Reputation: 13
I have a xml file containing thousands of entries, like:
<gml:featureMember>
<Feature>
<featureType>JCSOutput</featureType>
<property name="gml2_coordsys"></property>
<gml:PointProperty>
<gml:Point>
<gml:coordinates>4048313.294966287,5374397.792158723 </gml:coordinates>
</gml:Point>
</gml:PointProperty>
<property name="BEZEICHNUN">Anton-Bosch-Gasse</property>
<property name="WL_NUMMER">68</property>
</Feature>
</gml:featureMember>
<gml:featureMember>
<Feature>
<featureType>JCSOutput</featureType>
<property name="gml2_coordsys"></property>
<gml:PointProperty>
<gml:Point>
<gml:coordinates>4044355.0231338665,5365146.95116724 </gml:coordinates>
</gml:Point>
</gml:PointProperty>
<property name="BEZEICHNUN">Anschützgasse</property>
<property name="WL_NUMMER">67</property>
</Feature>
</gml:featureMember>
The script should search for a name given in a list (for example Anton-Bosch-Gasse) and copy the whole paragraph starting with <gml:featureMember>
to a new file
What would you use for this purpose - awk, sed, perl?
Upvotes: 1
Views: 4295
Reputation: 20280
Here is a solution like choroba's but using the Mojolicious suite. Its module Mojo::DOM traverses the XML using css3 selectors rather than xpath.

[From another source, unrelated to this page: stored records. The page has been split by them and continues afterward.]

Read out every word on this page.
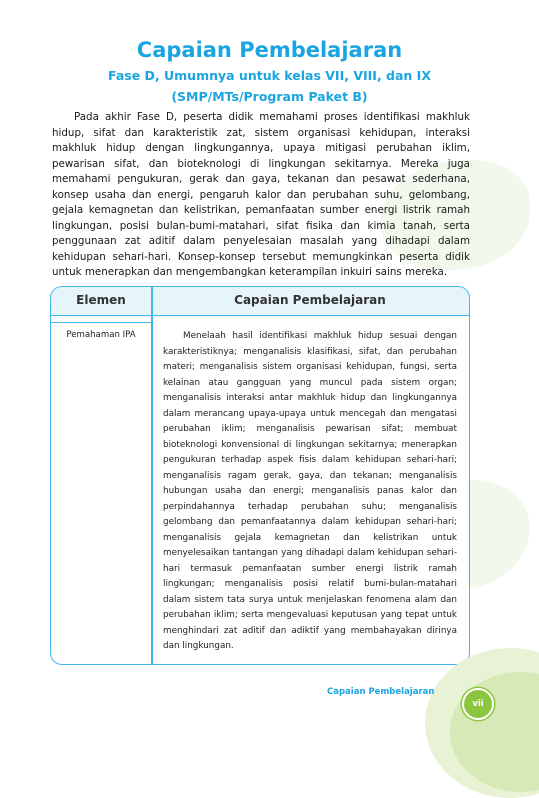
Capaian Pembelajaran
Fase D, Umumnya untuk kelas VII, VIII, dan IX
(SMP/MTs/Program Paket B)

Pada akhir Fase D, peserta didik memahami proses identifikasi makhluk hidup, sifat dan karakteristik zat, sistem organisasi kehidupan, interaksi makhluk hidup dengan lingkungannya, upaya mitigasi perubahan iklim, pewarisan sifat, dan bioteknologi di lingkungan sekitarnya. Mereka juga memahami pengukuran, gerak dan gaya, tekanan dan pesawat sederhana, konsep usaha dan energi, pengaruh kalor dan perubahan suhu, gelombang, gejala kemagnetan dan kelistrikan, pemanfaatan sumber energi listrik ramah lingkungan, posisi bulan-bumi-matahari, sifat fisika dan kimia tanah, serta penggunaan zat aditif dalam penyelesaian masalah yang dihadapi dalam kehidupan sehari-hari. Konsep-konsep tersebut memungkinkan peserta didik untuk menerapkan dan mengembangkan keterampilan inkuiri sains mereka.

Elemen	Capaian Pembelajaran
Pemahaman IPA	Menelaah hasil identifikasi makhluk hidup sesuai dengan karakteristiknya; menganalisis klasifikasi, sifat, dan perubahan materi; menganalisis sistem organisasi kehidupan, fungsi, serta kelainan atau gangguan yang muncul pada sistem organ; menganalisis interaksi antar makhluk hidup dan lingkungannya dalam merancang upaya-upaya untuk mencegah dan mengatasi perubahan iklim; menganalisis pewarisan sifat; membuat bioteknologi konvensional di lingkungan sekitarnya; menerapkan pengukuran terhadap aspek fisis dalam kehidupan sehari-hari; menganalisis ragam gerak, gaya, dan tekanan; menganalisis hubungan usaha dan energi; menganalisis panas kalor dan perpindahannya terhadap perubahan suhu; menganalisis gelombang dan pemanfaatannya dalam kehidupan sehari-hari; menganalisis gejala kemagnetan dan kelistrikan untuk menyelesaikan tantangan yang dihadapi dalam kehidupan sehari-hari termasuk pemanfaatan sumber energi listrik ramah lingkungan; menganalisis posisi relatif bumi-bulan-matahari dalam sistem tata surya untuk menjelaskan fenomena alam dan perubahan iklim; serta mengevaluasi keputusan yang tepat untuk menghindari zat aditif dan adiktif yang membahayakan dirinya dan lingkungan.

Capaian Pembelajaran
vii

Here I find first all of the gml:featureMember
elements, then extracts the first one which has a descendant that matches.
#!/usr/bin/env perl
use strict;
use warnings;
use Mojo::DOM;
use Mojo::Util qw/slurp spurt/;
my $dom = Mojo::DOM->new->xml(1);
# read in from file
# $dom->parse( slurp 'myfile.xml' );
# but for the demo ...
$dom->parse(do{ local $/; <DATA> });
my $found =
$dom->find('gml\:featureMember')
->first(sub{
$_->find('property[name="BEZEICHNUN"]')
->first( qr/\QAnton-Bosch-Gasse/ )
});
spurt "$found", 'output.xml';
__DATA__
<gml:featureMember>
<Feature>
<featureType>JCSOutput</featureType>
<property name="gml2_coordsys"></property>
<gml:PointProperty>
<gml:Point>
<gml:coordinates>4048313.294966287,5374397.792158723 </gml:coordinates>
</gml:Point>
</gml:PointProperty>
<property name="BEZEICHNUN">Anton-Bosch-Gasse</property>
<property name="WL_NUMMER">68</property>
</Feature>
</gml:featureMember>
<gml:featureMember>
<Feature>
<featureType>JCSOutput</featureType>
<property name="gml2_coordsys"></property>
<gml:PointProperty>
<gml:Point>
<gml:coordinates>4044355.0231338665,5365146.95116724 </gml:coordinates>
</gml:Point>
</gml:PointProperty>
<property name="BEZEICHNUN">Anschützgasse</property>
<property name="WL_NUMMER">67</property>
</Feature>
</gml:featureMember>
For this example I grab the XML from the DATA section. You might use the commented code to parse from a file.
You can also be a little more efficient if you are sure that the property is two deep in the structure consistently.
my $found =
$dom->find('gml\:featureMember property[name="BEZEICHNUN"]')
->first( qr/\QAnton-Bosch-Gasse/ )
->parent
->parent;
Upvotes: 1
Reputation: 16161
Using xml_grep
, which comes with XML::Twig, you can write
$ xml_grep --root 'gml:featureMember' \ --cond 'property[string()="Anton-Bosch-Gasse"]' \ to_grep.xml > extract.xml
Upvotes: 3
Reputation: 241928
Sed and awk are not the right tools to parse XML. Reach for Perl:
#!/usr/bin/perl
use warnings;
use strict;
use XML::LibXML;
my $search = 'Anton-Bosch-Gasse';
# Put your real values here!
my $file = '1.xml';
my $uri = 'http://1.2.3';
my $xpc = XML::LibXML::XPathContext->new;
$xpc->registerNs('gml', $uri);
my $xml = XML::LibXML->load_xml(location => $file);
my $r = $xml->find("//property[.='$search']/ancestor::gml:featureMember");
print $_->serialize for @$r;
Or, if you find the above example too verbose, you can use xsh:
my $search = 'Anton-Bosch-Gasse' ;
register-namespace gml http://1.2.3 ; # Insert the real URI.
open 1.xml ; # Insert the real path.